The last gasp before the New Year (Dec. 30, 1981)




December 30, 1981

We stuffed the truck Basil rented, one precious piece at a time, feeling the crack of Jimmy’s impatience, since we all knew we were running out of time – as if we were Cinderella and midnight was coming and the truck with turn into a pumpkin with us inside.
I kept looking up the street at the absolutely beautiful door to door salesperson, and she kept looking back at me.
Jimmy worked in silence as did Garrick.
Basil kept holding his stomach as if in pain, but said nothing, simply stared out the window of the old home. His heart wasn’t what it was.
Patti and Maureen were at home, but seemed disinterested as if to say, “We won’t be living in the new place long anyway. So why should we care.”
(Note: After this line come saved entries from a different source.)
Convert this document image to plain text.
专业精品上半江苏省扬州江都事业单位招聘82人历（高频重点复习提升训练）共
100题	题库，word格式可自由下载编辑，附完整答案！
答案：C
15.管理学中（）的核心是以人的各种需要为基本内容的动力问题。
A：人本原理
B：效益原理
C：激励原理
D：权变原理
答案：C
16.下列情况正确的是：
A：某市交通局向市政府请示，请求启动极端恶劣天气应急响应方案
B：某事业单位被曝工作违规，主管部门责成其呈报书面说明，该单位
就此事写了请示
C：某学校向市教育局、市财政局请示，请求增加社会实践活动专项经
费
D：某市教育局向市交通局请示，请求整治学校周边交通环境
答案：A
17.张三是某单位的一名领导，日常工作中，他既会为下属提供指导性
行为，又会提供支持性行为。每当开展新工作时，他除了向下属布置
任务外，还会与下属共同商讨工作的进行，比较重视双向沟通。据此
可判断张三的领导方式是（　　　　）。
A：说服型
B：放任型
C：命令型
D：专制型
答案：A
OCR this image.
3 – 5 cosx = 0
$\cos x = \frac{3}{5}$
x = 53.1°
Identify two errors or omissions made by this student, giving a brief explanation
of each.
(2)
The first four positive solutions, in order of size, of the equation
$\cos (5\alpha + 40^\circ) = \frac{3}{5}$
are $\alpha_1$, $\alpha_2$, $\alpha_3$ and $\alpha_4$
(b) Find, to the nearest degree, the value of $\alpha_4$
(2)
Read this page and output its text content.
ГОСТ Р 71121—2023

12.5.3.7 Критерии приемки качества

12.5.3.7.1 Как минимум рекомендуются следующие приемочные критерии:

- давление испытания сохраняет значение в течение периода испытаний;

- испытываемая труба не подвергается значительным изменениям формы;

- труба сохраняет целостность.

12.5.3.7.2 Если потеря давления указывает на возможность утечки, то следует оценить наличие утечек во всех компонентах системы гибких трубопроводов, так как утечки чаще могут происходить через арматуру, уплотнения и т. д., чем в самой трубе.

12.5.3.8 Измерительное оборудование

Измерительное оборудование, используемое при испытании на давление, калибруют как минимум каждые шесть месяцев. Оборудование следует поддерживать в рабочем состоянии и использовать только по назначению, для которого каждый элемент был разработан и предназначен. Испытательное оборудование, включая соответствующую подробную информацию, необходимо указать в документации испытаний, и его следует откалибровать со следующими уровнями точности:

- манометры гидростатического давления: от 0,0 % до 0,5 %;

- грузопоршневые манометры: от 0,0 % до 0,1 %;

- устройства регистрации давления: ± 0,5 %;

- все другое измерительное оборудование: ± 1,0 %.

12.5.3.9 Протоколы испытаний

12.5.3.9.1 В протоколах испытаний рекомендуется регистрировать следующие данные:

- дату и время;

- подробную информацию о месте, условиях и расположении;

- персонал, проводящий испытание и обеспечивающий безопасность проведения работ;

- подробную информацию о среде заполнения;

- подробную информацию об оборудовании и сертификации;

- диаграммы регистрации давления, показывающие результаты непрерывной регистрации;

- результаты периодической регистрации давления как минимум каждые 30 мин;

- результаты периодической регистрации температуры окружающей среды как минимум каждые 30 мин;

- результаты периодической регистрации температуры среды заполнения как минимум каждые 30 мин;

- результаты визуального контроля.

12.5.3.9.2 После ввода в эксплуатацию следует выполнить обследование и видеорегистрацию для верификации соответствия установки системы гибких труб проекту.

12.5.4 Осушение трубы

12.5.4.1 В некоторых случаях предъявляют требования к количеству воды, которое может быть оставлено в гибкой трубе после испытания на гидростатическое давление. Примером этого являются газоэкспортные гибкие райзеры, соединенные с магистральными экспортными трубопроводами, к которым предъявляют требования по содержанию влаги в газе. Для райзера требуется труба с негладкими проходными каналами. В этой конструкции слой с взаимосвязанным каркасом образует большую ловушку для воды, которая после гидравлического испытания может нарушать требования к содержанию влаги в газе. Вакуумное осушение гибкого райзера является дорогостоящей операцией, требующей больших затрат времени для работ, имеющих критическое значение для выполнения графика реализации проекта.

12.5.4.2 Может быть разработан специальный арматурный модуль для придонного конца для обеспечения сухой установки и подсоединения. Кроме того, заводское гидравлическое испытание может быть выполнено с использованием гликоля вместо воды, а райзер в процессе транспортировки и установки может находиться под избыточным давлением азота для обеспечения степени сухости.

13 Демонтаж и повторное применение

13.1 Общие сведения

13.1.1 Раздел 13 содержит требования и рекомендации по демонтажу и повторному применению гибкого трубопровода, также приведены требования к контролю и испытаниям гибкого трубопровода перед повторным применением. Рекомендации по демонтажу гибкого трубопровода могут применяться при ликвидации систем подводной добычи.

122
Me, Jimmy and Garrick might have said as much. I was actually surprised Jimmy had volunteered for this, but as eldest he was expected to, and he also had a special relationship with Basil none of the others had.
Bobby, Basil’s younger son, was not around. Patti said he claimed to be sick, though Jimmy called him lazy.
Garrick and I had to make up for the loss, carrying things down the stairs from one house to the truck, and then up from the truck to the new house, feeling overburdened, the two of us like worker ants only there were only us few.
Jimmy complained about his sisters, and how combing their hair seemed to matter more than helping their parents move.
But all this family stuff didn’t matter. Garrick and I would do it with or without the others, Jimmy complementing Garrick in his usual twisted humor, “When we get done, we can complain to management about the great pay you’re getting.”
Garrick seemed to think this was funny since we weren’t getting paid.
“And if you have an extra buck or two, you might lend it to me so I can hire a hit man to hit my brother,” Jimmy said. “Or buy my sisters some new hairbrushes.”
I kept thinking how everything changes from now on, and kept looking at Basil, who seemed more frail than he had in the past, a giant of a man making his last trip to his final resting place, although not yet dead and certainly not being mourned.
I kept thinking of all the other places I’d helped move them from, and how in the past, these kids tumbled over us, laughing as we made the move, treating us the way I might have treated my uncles, we their elders with not much more sense than they had, but determined to do what we had come for.
I wanted to walk back down Bloomfield Avenue to Valley Road, to pay homage to the room house I had lived in, and then down to Pine Street to pay my respects there, feeling as if what we did today was a ceremony that buried that past and a very uncertain future ahead of us.
“Keep up the good work, Garrick,” I heard Basil say. “You, too, Al.”
“Yeah, yeah,” Jimmy mumbled. “But don’t let it go to your head.”